Les divinités africaines incarnent l'histoire, la mythologie et les traditions transmises par les ancêtres. Les respecter permet de préserver un patrimoine immatériel unique face à l'assimilation culturelle et de maintenir un lien vivant avec les racines, à l'image du Festival Boya Goh qui œuvre activement à la valorisation et à la pérennisation du patrimoine culturel et spirituel du peuple Wê.
Dans la plupart des cosmogonies africaines, les divinités sont étroitement liées aux éléments naturels (l'eau, la terre, la forêt, le feu). Le respect envers ces entités va de pair avec une éthique environnementale : la nature y est considérée comme sacrée, ce qui encourage la protection de l'écosystème et le respect des lieux sacrés.
Les divinités et entités spirituelles sont souvent garantes de la justice, de l'ordre moral et des règles communautaires. Les honorer permet de maintenir l'équilibre au sein du groupe, de préserver la paix sociale et de garantir la protection des ancêtres qui veillent sur la communauté.

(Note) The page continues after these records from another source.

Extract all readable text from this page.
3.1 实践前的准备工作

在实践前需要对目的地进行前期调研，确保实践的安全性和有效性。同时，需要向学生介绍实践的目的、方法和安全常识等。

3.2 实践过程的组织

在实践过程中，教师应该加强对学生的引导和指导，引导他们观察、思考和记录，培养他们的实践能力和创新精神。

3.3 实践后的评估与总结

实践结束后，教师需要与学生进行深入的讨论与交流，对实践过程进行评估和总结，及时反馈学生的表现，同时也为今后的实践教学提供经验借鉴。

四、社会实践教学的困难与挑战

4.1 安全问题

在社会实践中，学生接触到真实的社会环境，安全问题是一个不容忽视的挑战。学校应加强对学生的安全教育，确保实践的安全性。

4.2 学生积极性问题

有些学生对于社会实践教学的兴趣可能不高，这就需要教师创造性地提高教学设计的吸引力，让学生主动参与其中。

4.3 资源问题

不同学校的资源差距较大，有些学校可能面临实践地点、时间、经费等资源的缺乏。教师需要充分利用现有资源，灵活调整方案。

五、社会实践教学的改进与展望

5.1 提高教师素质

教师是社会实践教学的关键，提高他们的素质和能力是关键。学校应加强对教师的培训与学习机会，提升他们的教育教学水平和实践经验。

Pendant longtemps, les spiritualités africaines ont été dévalorisées ou méconnues. Valoriser et respecter ces croyances participe à une démarche d'émancipation et d'affirmation de soi, en reconnaissant toute la richesse, la profondeur et la noblesse de la pensée philosophique et spirituelle africaine.
Les 12, 13, 14 et 15 Novembre 2026, nous serons à Bangolo pour rendre hommage à nos entités spirituelles, garant de notre tradition.